If you need to evaluate whichever possible type of equation, regex is not the best solution. I would recommend using some parser task-specific, as we will see below, regex is quite limited to this kind of thing.
If you only want to treat the simplest cases (just a couple of parentheses, without other nested parentheses), a solution (naive and limited, we’ll see why) would be:
List<String> equations = new ArrayList<String>();
Matcher matcher = Pattern.compile("!?\\([^()]+\\)").matcher("!(q+p)*r=(s+r)");
while (matcher.find()) {
equations.add(matcher.group());
}
System.out.println(equations); // [!(q+p), (s+r)]

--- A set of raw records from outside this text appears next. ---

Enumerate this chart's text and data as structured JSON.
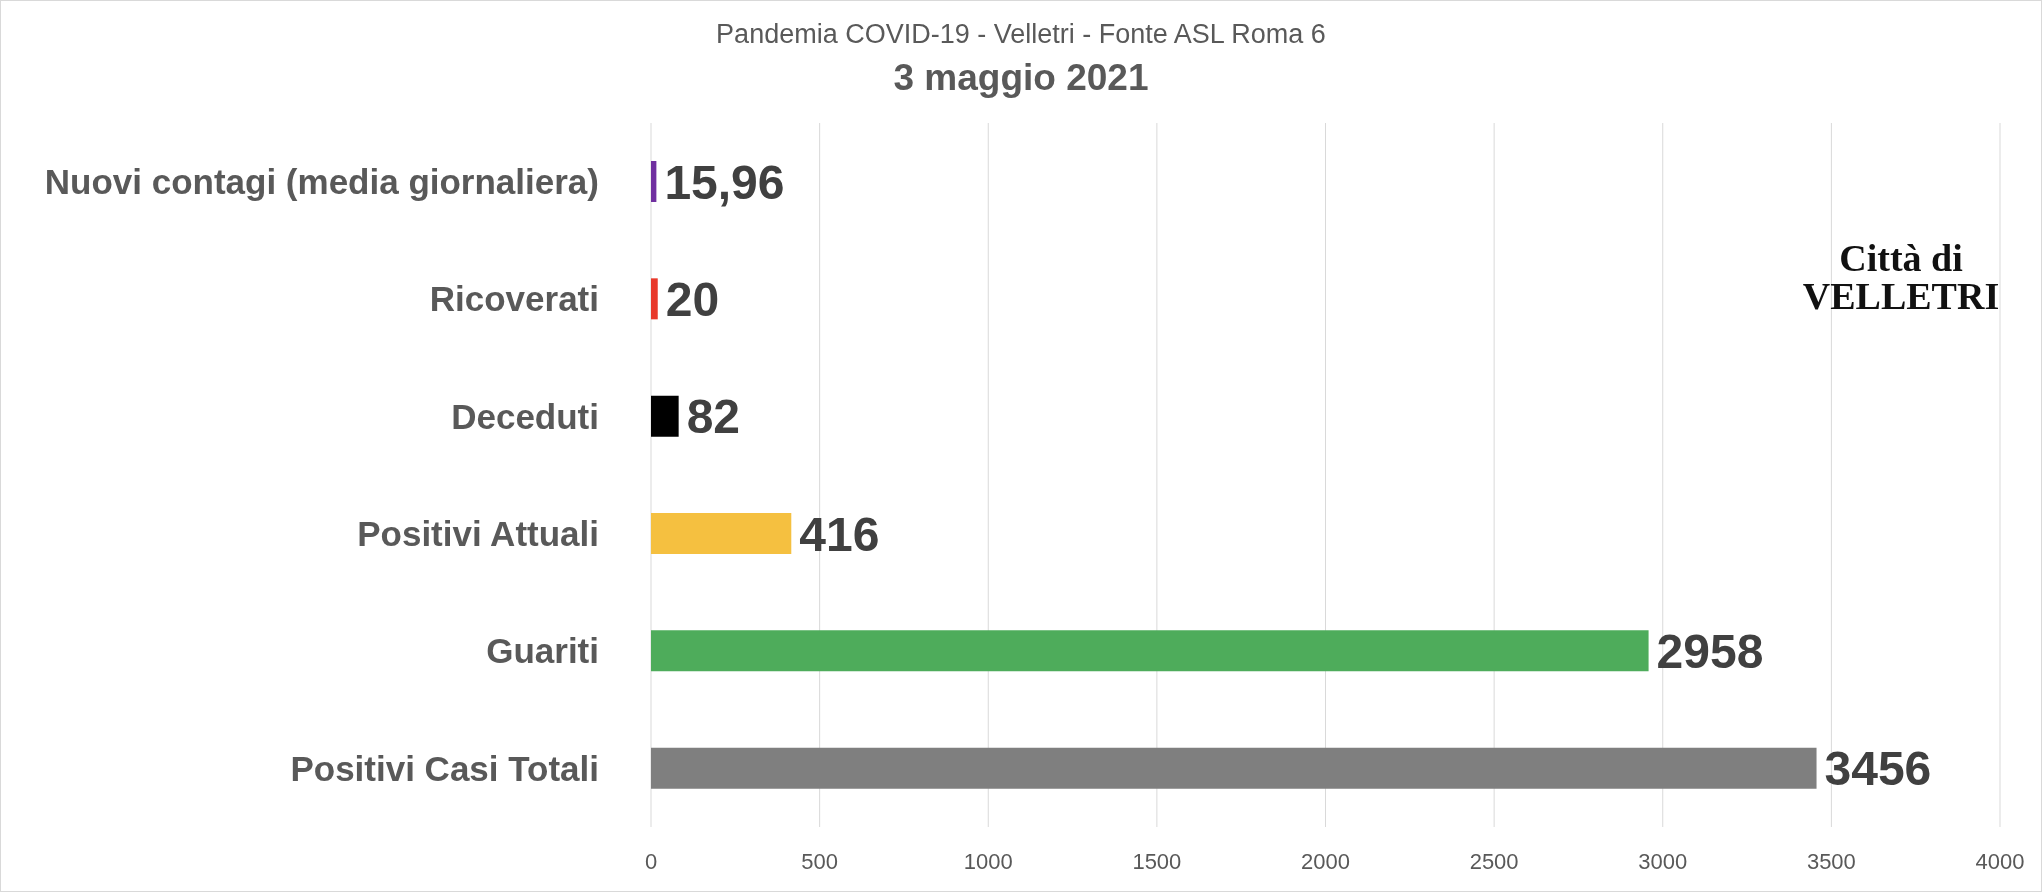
{
  "chart_data": {
    "type": "bar",
    "orientation": "horizontal",
    "title": "Pandemia COVID-19 - Velletri - Fonte ASL Roma 6",
    "subtitle": "3 maggio 2021",
    "categories": [
      "Nuovi contagi (media giornaliera)",
      "Ricoverati",
      "Deceduti",
      "Positivi Attuali",
      "Guariti",
      "Positivi Casi Totali"
    ],
    "values": [
      15.96,
      20,
      82,
      416,
      2958,
      3456
    ],
    "colors": [
      "#7030a0",
      "#e8392b",
      "#000000",
      "#f5c040",
      "#4eac5b",
      "#7f7f7f"
    ],
    "value_labels": [
      "15,96",
      "20",
      "82",
      "416",
      "2958",
      "3456"
    ],
    "xlim": [
      0,
      4000
    ],
    "xticks": [
      0,
      500,
      1000,
      1500,
      2000,
      2500,
      3000,
      3500,
      4000
    ],
    "grid": "x",
    "annotations": [
      "Città di",
      "VELLETRI"
    ]
  }
}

The regex has an exclamation (!), and the ? soon after indicates that she is optional. Then we have the opening parentheses - which in regex should be escaped with \, but within a string this should be written as \\, so the parentheses are \\(.
Then we have a character class denied: [^()]. It means "anything that nay be it ( nor )" (what confuses here is that inside brackets, the parentheses do not need to be escaped with \). And the quantifier + means "one or more occurrences", that is, we can have several characters that are not parentheses.
Finally, we have the closing of the parentheses: \\). That is, the regex takes a ! optional, followed by (, several characters that are not parentheses and ). I go through the pouch and I will save the results in a list. In the example above, the list contains two strings: "!(q+p)" and "(s+r)".
If you want to delete the parentheses, just use replaceAll:
for (String eq : equations) {
System.out.println(eq.replaceAll("[()]", ""));
}
A regex [()] looking for ( or ), and the replaceAll replaces these with a String empty (""), which is the same as removing them. The result is:
!q+p
s+r
Of course, for the first expression the result is wrong, because !q+p is not the same as !(q+p), then you have to check if it makes sense to remove the parentheses.
One option would be to if (! eq.startsWith("!")) { faz o replace } only to remove parentheses if the expression does not start with !, for example. It’s not clear how you want to treat each case, but having the expression isolated, you can work it the way you need to.
As I said, the above regex is quite naive and error-prone. It only takes everything in parentheses, without validating whether it is actually a valid expression. So if you have things like ( ) or (.$@#%), regex will get it too. It only works if the expression is well formed. If you want a regex that checks any valid expression, then it is not worth it, because they are too possibilities.
You could even assume some simpler premises, such as "the propositions always have a letter", "there are no spaces or line breaks", "there will be no 'strange' characters, such as @#%", etc, but still there are other problems.
For example, if you have nested parentheses (like (q*(s+r))), it also does not serve, because we assume that within the parentheses there are no other parentheses. For these cases, up to would be possible to use recursive regex, but Java does not support this feature, and anyway is not the best way.
The regex would be very complicated, and in addition it would only check if the expression is right, but it would not evaluate the result - for this case you would need a parser specific, so why not use it from the beginning? Regex is cool, but is not always the best solution.